IDUSTはロスアラモスでの山火事は、劣化ウランの健康被害を引き起こす可能があるとして、市民や役所関係者が事前に適切な処置をとるべきだという以下の見解を示している。
  1. 消防士やその他の緊急出動した人員は劣化ウランが体内に残留していないか検査を受けること。
  2. ロスアラモスから風下60マイルの範囲まで大気、水、土壌に劣化ウランが含まれていないか検査すること。
  3. 風下にある農作物は食べる前に洗浄すること。
 Dr. Rosalie Bertellは次のように付け加えている。「私が特に危惧していることは、火災の後、劣化ウランが消化器官から体内に摂取された場合は便を通じて排出されるが、呼吸器系に微粒子が入った場合、体液や尿に溶け出て行くまでには時間が掛かると言う事です。摂取物質が溶けにくい場合、吸収された劣化ウランを、食細胞が胸部リンパ節に採りこみ可能になる程に細かい粒子に、肺が分解するまで、相当な時間が掛かります。今であれば、火事から時間が経っていないので、肺の中の劣化ウラン含有量を測ることは可能です。また、南西部のウラン鉱山労働者にもこの検査が行えるようにすべきです。Dr. Bertell医師はカナダのトロントに本拠地をおく「住民の健康を憂慮する国際機関」の会長でもある、著名な伝染病医師である。

劣化ウランの問題点
 劣化ウランは国際的にもその健康に及ぼす被害が認識されてきている。米国内で50箇所以上、さらに世界中の戦場や実験場で、環境汚染源になっていると考えられている。劣化ウランの被害にあった住民は、湾岸戦争症候群に掛かっている米国兵士や、イラクの兵士や市民と、類似した健康被害に苦しんでいる。
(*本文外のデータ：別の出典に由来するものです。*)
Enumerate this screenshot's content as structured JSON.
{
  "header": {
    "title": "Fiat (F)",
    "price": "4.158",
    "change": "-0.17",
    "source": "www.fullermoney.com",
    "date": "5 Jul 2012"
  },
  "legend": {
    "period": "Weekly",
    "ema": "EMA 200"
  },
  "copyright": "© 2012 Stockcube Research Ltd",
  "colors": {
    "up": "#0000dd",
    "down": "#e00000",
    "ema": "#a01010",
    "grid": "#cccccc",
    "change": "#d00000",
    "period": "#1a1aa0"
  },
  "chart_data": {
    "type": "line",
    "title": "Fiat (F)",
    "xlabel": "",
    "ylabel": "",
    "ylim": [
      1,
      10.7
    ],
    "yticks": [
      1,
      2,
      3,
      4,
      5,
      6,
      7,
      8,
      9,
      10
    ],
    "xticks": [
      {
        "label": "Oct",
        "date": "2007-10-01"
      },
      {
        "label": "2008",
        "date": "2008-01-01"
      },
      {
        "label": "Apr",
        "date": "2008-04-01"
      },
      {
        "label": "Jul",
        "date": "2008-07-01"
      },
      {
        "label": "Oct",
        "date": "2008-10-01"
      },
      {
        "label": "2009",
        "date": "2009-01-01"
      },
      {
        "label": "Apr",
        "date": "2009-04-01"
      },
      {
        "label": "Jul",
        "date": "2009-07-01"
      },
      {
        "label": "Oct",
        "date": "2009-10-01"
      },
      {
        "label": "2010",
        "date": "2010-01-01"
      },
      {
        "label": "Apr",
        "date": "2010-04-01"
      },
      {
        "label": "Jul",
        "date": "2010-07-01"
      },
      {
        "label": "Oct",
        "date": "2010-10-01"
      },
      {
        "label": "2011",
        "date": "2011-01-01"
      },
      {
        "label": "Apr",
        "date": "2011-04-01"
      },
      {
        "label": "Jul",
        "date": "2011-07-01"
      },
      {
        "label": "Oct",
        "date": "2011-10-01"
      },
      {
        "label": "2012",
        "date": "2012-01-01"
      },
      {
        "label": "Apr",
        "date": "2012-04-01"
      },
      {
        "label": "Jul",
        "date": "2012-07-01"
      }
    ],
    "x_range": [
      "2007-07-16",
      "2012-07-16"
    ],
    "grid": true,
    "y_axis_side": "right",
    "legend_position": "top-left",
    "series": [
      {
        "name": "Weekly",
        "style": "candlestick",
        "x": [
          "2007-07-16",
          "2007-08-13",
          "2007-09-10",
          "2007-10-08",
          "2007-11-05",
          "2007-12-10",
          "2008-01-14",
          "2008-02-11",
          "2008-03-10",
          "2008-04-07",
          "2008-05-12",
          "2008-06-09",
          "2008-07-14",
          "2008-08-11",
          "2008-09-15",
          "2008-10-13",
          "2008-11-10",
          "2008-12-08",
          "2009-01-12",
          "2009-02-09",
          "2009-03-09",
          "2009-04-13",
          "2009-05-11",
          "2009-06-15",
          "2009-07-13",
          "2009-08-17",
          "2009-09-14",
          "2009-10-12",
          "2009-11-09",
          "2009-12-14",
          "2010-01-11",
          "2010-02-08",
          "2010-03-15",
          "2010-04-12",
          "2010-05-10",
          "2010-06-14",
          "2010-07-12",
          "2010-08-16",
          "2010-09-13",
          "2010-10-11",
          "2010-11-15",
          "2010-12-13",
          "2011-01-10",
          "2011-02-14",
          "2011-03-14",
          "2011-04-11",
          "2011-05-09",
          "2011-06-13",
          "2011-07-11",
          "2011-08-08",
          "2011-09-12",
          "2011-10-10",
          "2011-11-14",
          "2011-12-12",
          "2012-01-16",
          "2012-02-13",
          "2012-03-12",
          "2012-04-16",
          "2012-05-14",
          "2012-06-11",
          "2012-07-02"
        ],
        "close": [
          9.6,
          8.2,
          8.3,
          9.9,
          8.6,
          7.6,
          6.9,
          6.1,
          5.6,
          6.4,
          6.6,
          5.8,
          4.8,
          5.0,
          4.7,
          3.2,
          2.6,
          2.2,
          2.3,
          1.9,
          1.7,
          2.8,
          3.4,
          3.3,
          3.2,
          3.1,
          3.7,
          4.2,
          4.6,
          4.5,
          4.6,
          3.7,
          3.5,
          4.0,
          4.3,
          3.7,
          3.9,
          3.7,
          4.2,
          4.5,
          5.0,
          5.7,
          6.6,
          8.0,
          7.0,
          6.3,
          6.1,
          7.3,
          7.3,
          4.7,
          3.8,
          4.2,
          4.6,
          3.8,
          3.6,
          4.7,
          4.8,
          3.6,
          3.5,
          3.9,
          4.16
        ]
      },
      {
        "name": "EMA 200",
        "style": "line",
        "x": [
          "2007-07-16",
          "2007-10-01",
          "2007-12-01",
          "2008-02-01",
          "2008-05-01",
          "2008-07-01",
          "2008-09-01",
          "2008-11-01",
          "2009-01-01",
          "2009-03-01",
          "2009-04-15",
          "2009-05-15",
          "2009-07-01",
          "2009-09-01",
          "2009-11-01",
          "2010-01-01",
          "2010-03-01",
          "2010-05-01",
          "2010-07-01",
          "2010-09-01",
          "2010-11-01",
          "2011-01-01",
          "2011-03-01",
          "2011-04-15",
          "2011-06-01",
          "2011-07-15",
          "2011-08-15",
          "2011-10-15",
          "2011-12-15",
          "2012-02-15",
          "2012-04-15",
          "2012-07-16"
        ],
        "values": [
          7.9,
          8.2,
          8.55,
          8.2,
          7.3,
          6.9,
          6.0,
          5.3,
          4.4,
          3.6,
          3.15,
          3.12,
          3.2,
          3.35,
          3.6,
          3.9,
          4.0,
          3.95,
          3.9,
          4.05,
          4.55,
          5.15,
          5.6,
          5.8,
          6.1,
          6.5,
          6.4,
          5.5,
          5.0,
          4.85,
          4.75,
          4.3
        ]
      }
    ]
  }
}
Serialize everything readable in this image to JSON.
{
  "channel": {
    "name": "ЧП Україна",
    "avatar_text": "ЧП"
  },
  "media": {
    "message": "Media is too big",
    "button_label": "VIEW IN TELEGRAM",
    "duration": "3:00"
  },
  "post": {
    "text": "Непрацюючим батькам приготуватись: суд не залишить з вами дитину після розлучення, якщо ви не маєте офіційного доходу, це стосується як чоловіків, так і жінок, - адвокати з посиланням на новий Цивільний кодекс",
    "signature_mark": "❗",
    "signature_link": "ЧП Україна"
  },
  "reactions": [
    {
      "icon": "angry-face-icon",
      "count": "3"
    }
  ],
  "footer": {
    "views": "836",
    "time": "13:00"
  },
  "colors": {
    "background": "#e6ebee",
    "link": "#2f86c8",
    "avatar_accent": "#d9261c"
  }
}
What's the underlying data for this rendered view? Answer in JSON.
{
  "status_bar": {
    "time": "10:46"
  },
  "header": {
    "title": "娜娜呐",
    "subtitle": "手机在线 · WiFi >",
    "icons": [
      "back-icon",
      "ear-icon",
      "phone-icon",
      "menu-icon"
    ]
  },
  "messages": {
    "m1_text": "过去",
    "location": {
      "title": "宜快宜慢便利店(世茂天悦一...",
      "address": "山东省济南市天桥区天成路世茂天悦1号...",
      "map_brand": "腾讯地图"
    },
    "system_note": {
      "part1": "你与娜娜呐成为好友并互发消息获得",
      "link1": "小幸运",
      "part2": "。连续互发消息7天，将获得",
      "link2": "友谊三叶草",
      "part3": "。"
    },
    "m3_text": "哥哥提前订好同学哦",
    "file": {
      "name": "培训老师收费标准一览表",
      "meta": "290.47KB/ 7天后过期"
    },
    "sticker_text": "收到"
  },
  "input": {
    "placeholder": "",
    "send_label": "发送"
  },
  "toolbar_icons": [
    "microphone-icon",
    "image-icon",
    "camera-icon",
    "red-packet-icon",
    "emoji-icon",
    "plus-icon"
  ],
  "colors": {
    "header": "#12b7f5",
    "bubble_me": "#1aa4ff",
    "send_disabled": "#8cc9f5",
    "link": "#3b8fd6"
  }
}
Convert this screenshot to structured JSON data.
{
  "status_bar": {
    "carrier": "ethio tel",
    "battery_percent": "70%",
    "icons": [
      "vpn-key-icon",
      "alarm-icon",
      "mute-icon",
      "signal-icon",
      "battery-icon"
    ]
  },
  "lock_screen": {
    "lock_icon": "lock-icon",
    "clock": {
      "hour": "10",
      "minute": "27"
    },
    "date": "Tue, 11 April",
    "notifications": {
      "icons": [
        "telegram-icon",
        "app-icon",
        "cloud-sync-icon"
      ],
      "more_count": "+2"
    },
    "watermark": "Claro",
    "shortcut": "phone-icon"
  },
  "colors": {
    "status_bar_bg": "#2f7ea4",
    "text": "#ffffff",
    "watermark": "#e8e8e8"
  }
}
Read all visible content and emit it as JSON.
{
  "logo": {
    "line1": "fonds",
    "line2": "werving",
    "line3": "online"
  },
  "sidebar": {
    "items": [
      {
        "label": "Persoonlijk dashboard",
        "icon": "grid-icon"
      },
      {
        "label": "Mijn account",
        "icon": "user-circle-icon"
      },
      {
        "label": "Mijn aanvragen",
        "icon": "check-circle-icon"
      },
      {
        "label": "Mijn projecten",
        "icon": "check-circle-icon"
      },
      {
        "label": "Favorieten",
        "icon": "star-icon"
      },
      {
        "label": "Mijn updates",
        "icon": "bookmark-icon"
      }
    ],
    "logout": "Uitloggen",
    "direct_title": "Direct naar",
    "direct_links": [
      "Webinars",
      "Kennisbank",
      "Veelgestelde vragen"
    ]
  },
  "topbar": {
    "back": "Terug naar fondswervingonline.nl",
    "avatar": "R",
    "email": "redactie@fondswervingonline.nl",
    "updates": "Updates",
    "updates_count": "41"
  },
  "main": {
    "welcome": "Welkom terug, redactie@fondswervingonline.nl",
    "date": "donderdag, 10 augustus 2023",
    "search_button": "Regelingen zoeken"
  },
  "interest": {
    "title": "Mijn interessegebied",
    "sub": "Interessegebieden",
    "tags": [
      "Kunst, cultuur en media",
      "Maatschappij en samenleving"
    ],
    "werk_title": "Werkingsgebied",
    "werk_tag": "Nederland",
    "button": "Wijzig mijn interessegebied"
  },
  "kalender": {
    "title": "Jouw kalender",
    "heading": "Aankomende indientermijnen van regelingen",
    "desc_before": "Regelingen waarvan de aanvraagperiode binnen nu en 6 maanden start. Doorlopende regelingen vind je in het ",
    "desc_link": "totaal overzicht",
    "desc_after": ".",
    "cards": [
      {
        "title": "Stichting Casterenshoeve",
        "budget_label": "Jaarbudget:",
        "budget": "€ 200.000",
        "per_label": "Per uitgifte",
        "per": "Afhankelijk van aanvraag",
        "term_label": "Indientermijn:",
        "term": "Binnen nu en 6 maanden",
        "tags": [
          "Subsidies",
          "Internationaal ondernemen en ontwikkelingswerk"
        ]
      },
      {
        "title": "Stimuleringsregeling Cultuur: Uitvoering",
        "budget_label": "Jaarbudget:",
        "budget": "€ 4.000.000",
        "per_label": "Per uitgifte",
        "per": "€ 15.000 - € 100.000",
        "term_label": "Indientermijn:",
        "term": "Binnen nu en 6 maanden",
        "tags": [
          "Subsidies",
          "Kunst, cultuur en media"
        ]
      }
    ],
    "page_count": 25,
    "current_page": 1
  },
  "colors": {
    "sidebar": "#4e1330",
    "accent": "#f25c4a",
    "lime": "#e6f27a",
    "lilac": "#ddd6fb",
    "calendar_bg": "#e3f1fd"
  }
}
 劣化ウランは毒性の高い重金属で、含有放射能の半減期は45億年である。劣化ウランと言われているが、劣化ウランは天然ウランの2分の1もの放射能を持ち、純粋なウランを含有している。
 劣化ウランは核兵器及び核燃料を製造する過程で大量に生じる核廃棄物である。この核廃棄物は軍事用と商業用に使われている。顕著な例が米国であるが、他にも幾つかの国で、原子力や核開発プログラムの副産物として大量の劣化ウランを生み出している。
 国際劣化ウラン研究チームは、劣化ウランを武器として使用禁止を唱えている非営利団体である。